Scattering ashes: Sweet, special, and sometimes illegal

For some folks, the idea of having their ashes scattered across the ocean or all over their favorite spot is the truest form of returning to nature. As romantic as it may seem in books and movies, however, it's not something that your loved ones can easily do for you someday. In fact, it's illegal in quite a few places — and if your loved ones get caught, your final resting place will most likely be a landfill.

Urns Northwest discusses the subject at length and even enumerates the places where you can't scatter human ashes. Unsurprisingly, amusement parks are at the top of the list. According to a 2018 article in The Wall Street Journal, a "HEPA cleanup" immediately follows any attempt to scatter cremains in Disney parks (which, according to employees, is apparently a monthly thing). If you and your deceased loved one were fans of Mickey Mouse, getting caught would probably be the worst thing for both of you: The cremains will end up in the trash, and you'll get kicked out of the Happiest Place on Earth.

Other places where you can't scatter ashes: golf courses, sports stadiums, or any kind of private property. If it's any consolation, you can send your loved one's ashes into outer space, though it'll cost anywhere between $2,500 and $12,500, according to CNET.

Alkaline hydrolysis: an alternative to ashes

As mentioned earlier, the cremation process ends up generating large quantities of gas and particles.
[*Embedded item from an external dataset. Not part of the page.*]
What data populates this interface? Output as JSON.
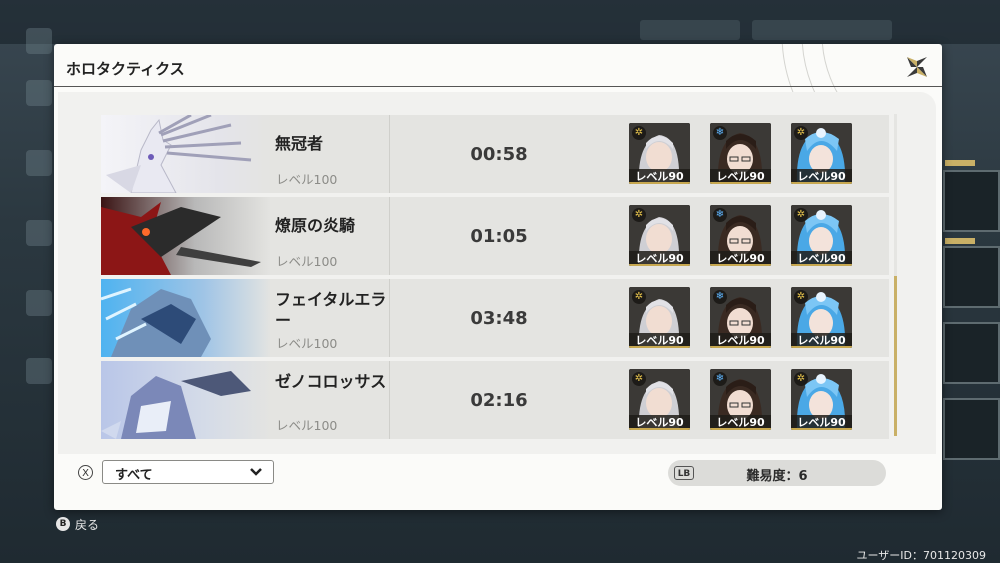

And while the after-chamber exists to deal with this, it's not always enough, especially with the rising number of cremations (as CNN reports). It's not surprising that experts were able to come up with a more environment-friendly alternative.
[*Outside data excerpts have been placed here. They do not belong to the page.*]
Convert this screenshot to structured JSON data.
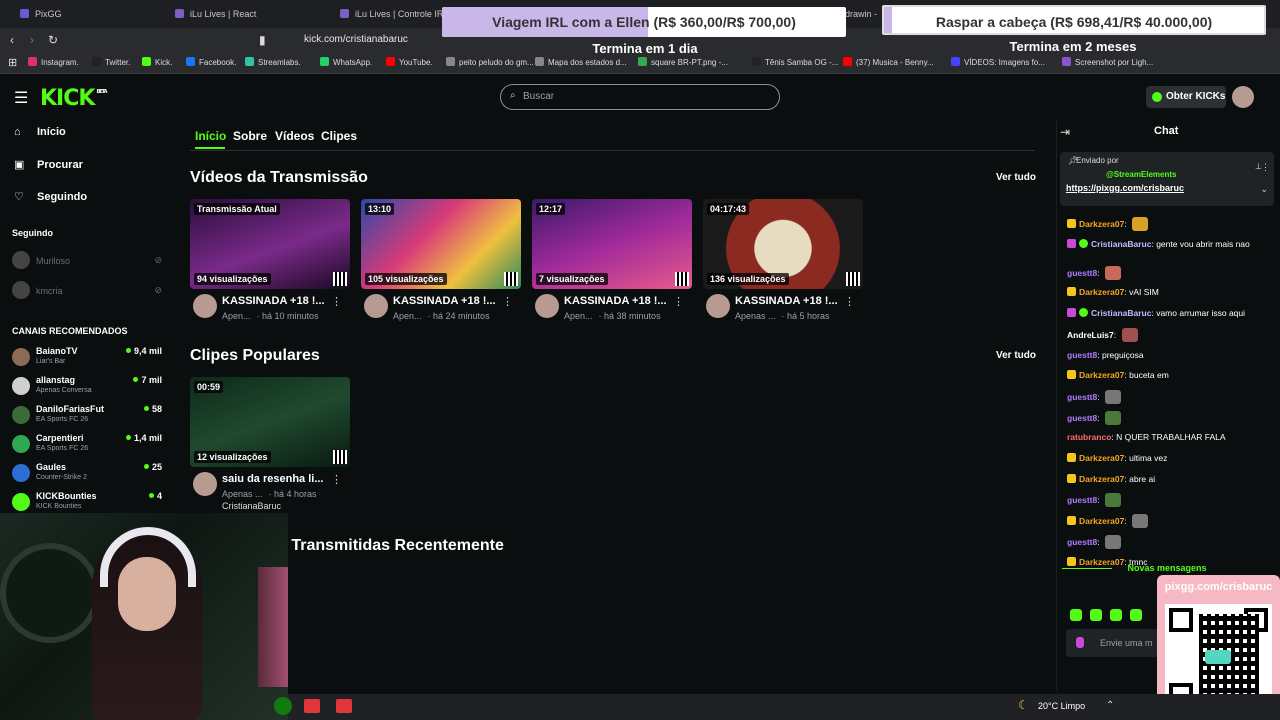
{
  "browser": {
    "tabs": [
      {
        "label": "PixGG",
        "color": "#6b5bd2"
      },
      {
        "label": "iLu Lives | React",
        "color": "#7b5fc4"
      },
      {
        "label": "iLu Lives | Controle IRL",
        "color": "#7b5fc4"
      },
      {
        "label": "iLu Lives |",
        "color": "#7b5fc4"
      },
      {
        "label": "drawin - ",
        "color": "#555555"
      }
    ],
    "url": "kick.com/cristianabaruc",
    "bookmarks": [
      {
        "label": "Instagram.",
        "color": "#e1306c"
      },
      {
        "label": "Twitter.",
        "color": "#222222"
      },
      {
        "label": "Kick.",
        "color": "#53fc18"
      },
      {
        "label": "Facebook.",
        "color": "#1877f2"
      },
      {
        "label": "Streamlabs.",
        "color": "#31c3a2"
      },
      {
        "label": "WhatsApp.",
        "color": "#25d366"
      },
      {
        "label": "YouTube.",
        "color": "#ff0000"
      },
      {
        "label": "peito peludo do gm...",
        "color": "#888888"
      },
      {
        "label": "Mapa dos estados d...",
        "color": "#888888"
      },
      {
        "label": "square BR-PT.png -...",
        "color": "#34a853"
      },
      {
        "label": "Tênis Samba OG -...",
        "color": "#222222"
      },
      {
        "label": "(37) Musica - Benny...",
        "color": "#ff0000"
      },
      {
        "label": "VÍDEOS: Imagens fo...",
        "color": "#4444ff"
      },
      {
        "label": "Screenshot por Ligh...",
        "color": "#8855cc"
      }
    ]
  },
  "overlays": {
    "goal1": {
      "title": "Viagem IRL com a Ellen",
      "amount": "(R$ 360,00/R$ 700,00)",
      "progress": 0.51,
      "sub": "Termina em 1 dia"
    },
    "goal2": {
      "title": "Raspar a cabeça",
      "amount": "(R$ 698,41/R$ 40.000,00)",
      "progress": 0.02,
      "sub": "Termina em 2 meses"
    }
  },
  "header": {
    "logo": "KICK",
    "logo_sup": "BETA",
    "search_placeholder": "Buscar",
    "kicks_button": "Obter KICKs"
  },
  "sidebar": {
    "nav": [
      {
        "label": "Início",
        "icon": "⌂"
      },
      {
        "label": "Procurar",
        "icon": "▣"
      },
      {
        "label": "Seguindo",
        "icon": "♡"
      }
    ],
    "following_title": "Seguindo",
    "following": [
      "Muriloso",
      "kmcria"
    ],
    "recommended_title": "CANAIS RECOMENDADOS",
    "channels": [
      {
        "name": "BaianoTV",
        "game": "Liar's Bar",
        "viewers": "9,4 mil",
        "color": "#8c6a55"
      },
      {
        "name": "allanstag",
        "game": "Apenas Conversa",
        "viewers": "7 mil",
        "color": "#cfcfcf"
      },
      {
        "name": "DaniloFariasFut",
        "game": "EA Sports FC 26",
        "viewers": "58",
        "color": "#3a6b3a"
      },
      {
        "name": "Carpentieri",
        "game": "EA Sports FC 26",
        "viewers": "1,4 mil",
        "color": "#2fa84f"
      },
      {
        "name": "Gaules",
        "game": "Counter-Strike 2",
        "viewers": "25",
        "color": "#2b6fd6"
      },
      {
        "name": "KICKBounties",
        "game": "KICK Bounties",
        "viewers": "4",
        "color": "#53fc18"
      }
    ]
  },
  "main": {
    "tabs": [
      "Início",
      "Sobre",
      "Vídeos",
      "Clipes"
    ],
    "videos_title": "Vídeos da Transmissão",
    "clips_title": "Clipes Populares",
    "recent_title": "s Transmitidas Recentemente",
    "see_all": "Ver tudo",
    "videos": [
      {
        "badge": "Transmissão Atual",
        "views": "94 visualizações",
        "title": "KASSINADA +18 !...",
        "cat": "Apen...",
        "time": "há 10 minutos",
        "bg": "linear-gradient(160deg,#2a0e3a,#7a2a8a 55%,#1a0a22)"
      },
      {
        "badge": "13:10",
        "views": "105 visualizações",
        "title": "KASSINADA +18 !...",
        "cat": "Apen...",
        "time": "há 24 minutos",
        "bg": "linear-gradient(135deg,#2b4aa8,#d83a7a 40%,#f0c040 70%,#2b8a5a)"
      },
      {
        "badge": "12:17",
        "views": "7 visualizações",
        "title": "KASSINADA +18 !...",
        "cat": "Apen...",
        "time": "há 38 minutos",
        "bg": "linear-gradient(160deg,#3a1a6a,#a02a9a 50%,#e85a8a)"
      },
      {
        "badge": "04:17:43",
        "views": "136 visualizações",
        "title": "KASSINADA +18 !...",
        "cat": "Apenas ...",
        "time": "há 5 horas",
        "bg": "radial-gradient(circle at 50% 55%,#e8dcc0 0 30%,#8a2a20 31% 60%,#1a1a1a 61%)"
      }
    ],
    "clips": [
      {
        "badge": "00:59",
        "views": "12 visualizações",
        "title": "saiu da resenha li...",
        "cat": "Apenas ...",
        "time": "há 4 horas",
        "author": "CristianaBaruc",
        "bg": "linear-gradient(160deg,#0e2a1a,#1f4a2f 50%,#0a1a10)"
      }
    ]
  },
  "chat": {
    "title": "Chat",
    "pinned_label": "Enviado por",
    "pinned_user": "@StreamElements",
    "pinned_link": "https://pixgg.com/crisbaruc",
    "new_messages": "Novas mensagens",
    "input_placeholder": "Envie uma m",
    "messages": [
      {
        "user": "Darkzera07",
        "text": "",
        "color": "#f5a623",
        "emote": "#d8a22a",
        "badge": "#f5c518"
      },
      {
        "user": "CristianaBaruc",
        "text": "gente vou abrir mais nao",
        "color": "#c8b8ff",
        "badge": "#53fc18",
        "mic": true
      },
      {
        "user": "guestt8",
        "text": "",
        "color": "#b07cff",
        "emote": "#c86a5a"
      },
      {
        "user": "Darkzera07",
        "text": "vAI SIM",
        "color": "#f5a623",
        "badge": "#f5c518"
      },
      {
        "user": "CristianaBaruc",
        "text": "vamo arrumar isso aqui",
        "color": "#c8b8ff",
        "badge": "#53fc18",
        "mic": true
      },
      {
        "user": "AndreLuis7",
        "text": "",
        "color": "#ffffff",
        "emote": "#a05050"
      },
      {
        "user": "guestt8",
        "text": "preguiçosa",
        "color": "#b07cff"
      },
      {
        "user": "Darkzera07",
        "text": "buceta em",
        "color": "#f5a623",
        "badge": "#f5c518"
      },
      {
        "user": "guestt8",
        "text": "",
        "color": "#b07cff",
        "emote": "#777777"
      },
      {
        "user": "guestt8",
        "text": "",
        "color": "#b07cff",
        "emote": "#4a7a3a"
      },
      {
        "user": "ratubranco",
        "text": "N QUER TRABALHAR FALA",
        "color": "#ff6b6b"
      },
      {
        "user": "Darkzera07",
        "text": "ultima vez",
        "color": "#f5a623",
        "badge": "#f5c518"
      },
      {
        "user": "Darkzera07",
        "text": "abre ai",
        "color": "#f5a623",
        "badge": "#f5c518"
      },
      {
        "user": "guestt8",
        "text": "",
        "color": "#b07cff",
        "emote": "#4a7a3a"
      },
      {
        "user": "Darkzera07",
        "text": "",
        "color": "#f5a623",
        "emote": "#777777",
        "badge": "#f5c518"
      },
      {
        "user": "guestt8",
        "text": "",
        "color": "#b07cff",
        "emote": "#777777"
      },
      {
        "user": "Darkzera07",
        "text": "tmnc",
        "color": "#f5a623",
        "badge": "#f5c518"
      }
    ]
  },
  "qr_panel": {
    "label": "pixgg.com/crisbaruc"
  },
  "taskbar": {
    "weather": "20°C  Limpo"
  }
}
According to Popular Mechanics, alkaline hydrolysis (also called liquid cremation) started out as a means of disposing of infected animal carcasses. The operator heats up a stainless steel, pressurized chamber full of water and potassium hydroxide to 300 degrees Fahrenheit. Within three hours, it can turn a body into a goopy, greenish-brown liquid, leaving only softened bones and non-organic matter behind, reports KQED. A fortuitous side effect of this process, particularly from the perspective of human cremation, is that it generates fewer pollutants, including reduced carbon monoxide.

Alkaline hydrolysis does seem like a fantastic alternative to modern cremation, but there are at least three major downsides to it. For starters, it's a lot more expensive: Crematories can expect to spend up to a cool $500,000 for the chamber, which is five times what a basic cremation chamber costs. The process also takes longer than cremation (three to 16 hours, according to the Cremation Association of North America), and it's still illegal in many states (based on the organization's map).